Innovative Unfallprävention fördert Risikomündigkeit der Menschen

LH Wallner und LR Bernhard: "Sicheres Vorarlberg" ist eine Erfolgsgeschichte – Geschäftsführer Franz Rein übergibt an seinen Nachfolger Mario Amann

Utl.: LH Wallner und LR Bernhard: "Sicheres Vorarlberg" ist eine
Erfolgsgeschichte – Geschäftsführer Franz Rein übergibt an
seinen Nachfolger Mario Amann =

Bregenz (OTS) - (VLK) – "Sicheres Vorarlberg" ist eine
Erfolgsgeschichte in der Prävention von Heim-, Sport- und
Freizeitunfällen, sagten Landeshauptmann Markus Wallner und Landesrat
Christian Bernhard im Pressefoyer am Dienstag, 13. Juni, in einer
Zwischenbilanz zum 20-jährigen Bestehen der Initiative. Die beiden
Regierungsmitglieder dankten dem langjährigen Geschäftsführer Franz
Rein, der in Pension geht, für sein verdienstvolles Engagement und
wünschten dessen Nachfolger Mario Amann alles Gute bei der
erfolgreichen Weiterführung und Weiterentwicklung von "Sicheres
Vorarlberg".
Landeshauptmann Wallner sieht die besondere Stärke der Initiative
vor allem in der unkomplizierten und bürgernahen Umsetzung von
Präventionsmaßnahmen: "Dabei zeigt sich immer wieder, dass
Aktivitäten, die an der Basis Bewusstsein schaffen und zum Mitmachen
motivieren, in der Unfallverhütung wesentlich bessere
Erfolgsaussichten haben als Verordnungen von oben." Umso
erfreulicher, dass das mit relativ geringem Verwaltungsaufwand
gelingt, so Wallner. Das Jahresbudget von "Sicheres Vorarlberg"
beträgt 518.200 Euro. Diese Mittel werden größtenteils aus dem
Sozialfonds (43 Prozent) und vom Land (35 Prozent) aufgebracht. Den
Rest leisten die Allgemeine Unfallversicherungsanstalt (AUVA) und
andere Sozialversicherungsträger.

Ein Vergleich der unfallbedingten Spitalstage mit dem
österreichweiten Trend lässt die Annahme zu, dass über die Jahre ca.
141.000 Spitalstage oder Kosten von rund 64 Millionen Euro vermieden
wurden. "'Sicheres Vorarlberg' wirkt und trägt maßgeblich zur
Verhinderung von menschlichem Leid und zur Einsparung von Kosten
bei", sagte Landeshauptmann Wallner.

Das unterstrich auch Landesrat Bernhard. "Sicheres Vorarlberg"
leiste durch gezielte Aufklärungsarbeit in Richtung
Risikoeinschätzung und Gefahrenvermeidung einen wesentlichen Beitrag
zur Förderung der Gesundheitskompetenz der Menschen jeden Alters –
von den verschiedenen Aktionen in Kindergärten und Schulen bis zur
Sturzprävention im Alter. "Diese Aktivitäten zeichnen sich durch
Aktualität und innovative Ansätze aus. Auf Trends im Hobby- und
Freizeitbereich wird sehr rasch reagiert", erklärte Bernhard.

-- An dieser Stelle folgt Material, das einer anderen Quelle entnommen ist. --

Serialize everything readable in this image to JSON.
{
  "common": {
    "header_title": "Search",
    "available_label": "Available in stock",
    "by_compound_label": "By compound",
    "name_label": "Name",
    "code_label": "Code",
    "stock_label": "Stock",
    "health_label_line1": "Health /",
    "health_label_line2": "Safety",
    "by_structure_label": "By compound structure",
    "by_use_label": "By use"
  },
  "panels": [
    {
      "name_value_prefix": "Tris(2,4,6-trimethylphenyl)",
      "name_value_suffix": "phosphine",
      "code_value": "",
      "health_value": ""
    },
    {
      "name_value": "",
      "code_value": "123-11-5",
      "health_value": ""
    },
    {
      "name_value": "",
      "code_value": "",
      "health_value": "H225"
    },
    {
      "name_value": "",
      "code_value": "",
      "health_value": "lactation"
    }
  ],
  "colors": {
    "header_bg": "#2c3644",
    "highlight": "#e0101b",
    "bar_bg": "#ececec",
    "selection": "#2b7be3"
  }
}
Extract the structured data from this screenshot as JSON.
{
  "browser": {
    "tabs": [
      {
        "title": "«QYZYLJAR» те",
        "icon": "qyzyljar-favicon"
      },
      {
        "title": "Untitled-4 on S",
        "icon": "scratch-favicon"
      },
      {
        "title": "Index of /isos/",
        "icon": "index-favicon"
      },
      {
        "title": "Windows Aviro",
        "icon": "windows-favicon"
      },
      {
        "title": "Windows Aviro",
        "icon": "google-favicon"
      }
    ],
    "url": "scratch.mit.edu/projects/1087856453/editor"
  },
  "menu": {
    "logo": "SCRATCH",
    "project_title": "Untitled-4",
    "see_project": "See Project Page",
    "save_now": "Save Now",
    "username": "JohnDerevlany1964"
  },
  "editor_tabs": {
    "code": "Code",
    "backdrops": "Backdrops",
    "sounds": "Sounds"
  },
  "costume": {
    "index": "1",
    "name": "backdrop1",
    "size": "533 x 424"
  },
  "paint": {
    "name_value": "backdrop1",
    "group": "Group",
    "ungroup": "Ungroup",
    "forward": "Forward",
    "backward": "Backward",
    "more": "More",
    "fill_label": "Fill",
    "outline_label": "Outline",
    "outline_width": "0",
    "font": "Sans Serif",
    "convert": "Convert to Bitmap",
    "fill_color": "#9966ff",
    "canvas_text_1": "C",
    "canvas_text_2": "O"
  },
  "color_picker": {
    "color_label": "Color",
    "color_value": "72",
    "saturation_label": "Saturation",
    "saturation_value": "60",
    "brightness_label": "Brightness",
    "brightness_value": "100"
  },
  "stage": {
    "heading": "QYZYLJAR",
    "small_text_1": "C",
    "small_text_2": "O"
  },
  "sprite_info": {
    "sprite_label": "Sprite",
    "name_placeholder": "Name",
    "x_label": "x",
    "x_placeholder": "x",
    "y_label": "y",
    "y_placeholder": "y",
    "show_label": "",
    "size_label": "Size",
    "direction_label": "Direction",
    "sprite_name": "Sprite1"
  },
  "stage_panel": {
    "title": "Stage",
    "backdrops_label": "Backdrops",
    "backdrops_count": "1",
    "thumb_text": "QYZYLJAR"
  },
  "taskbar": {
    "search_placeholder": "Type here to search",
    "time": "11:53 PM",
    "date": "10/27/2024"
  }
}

Franz Rein erläuterte dies mit Beispielen aus der 20-jährigen
Geschichte von "Sicheres Vorarlberg". So gab es Mitte der
1990er-Jahre Kinder-Fahrradhelme und Reflektoren noch nicht im
Handel, sondern nur im "Eigenvertrieb" von "Sicheres Vorarlberg". Ein
aktuelles Beispiel ist das Kursprogramm "Sicher am Klettersteig", das
dem Trend zum Klettern Rechnung trägt. Aber auch Heimwerker oder
Hobbyholzer werden mit speziellen Angeboten angesprochen.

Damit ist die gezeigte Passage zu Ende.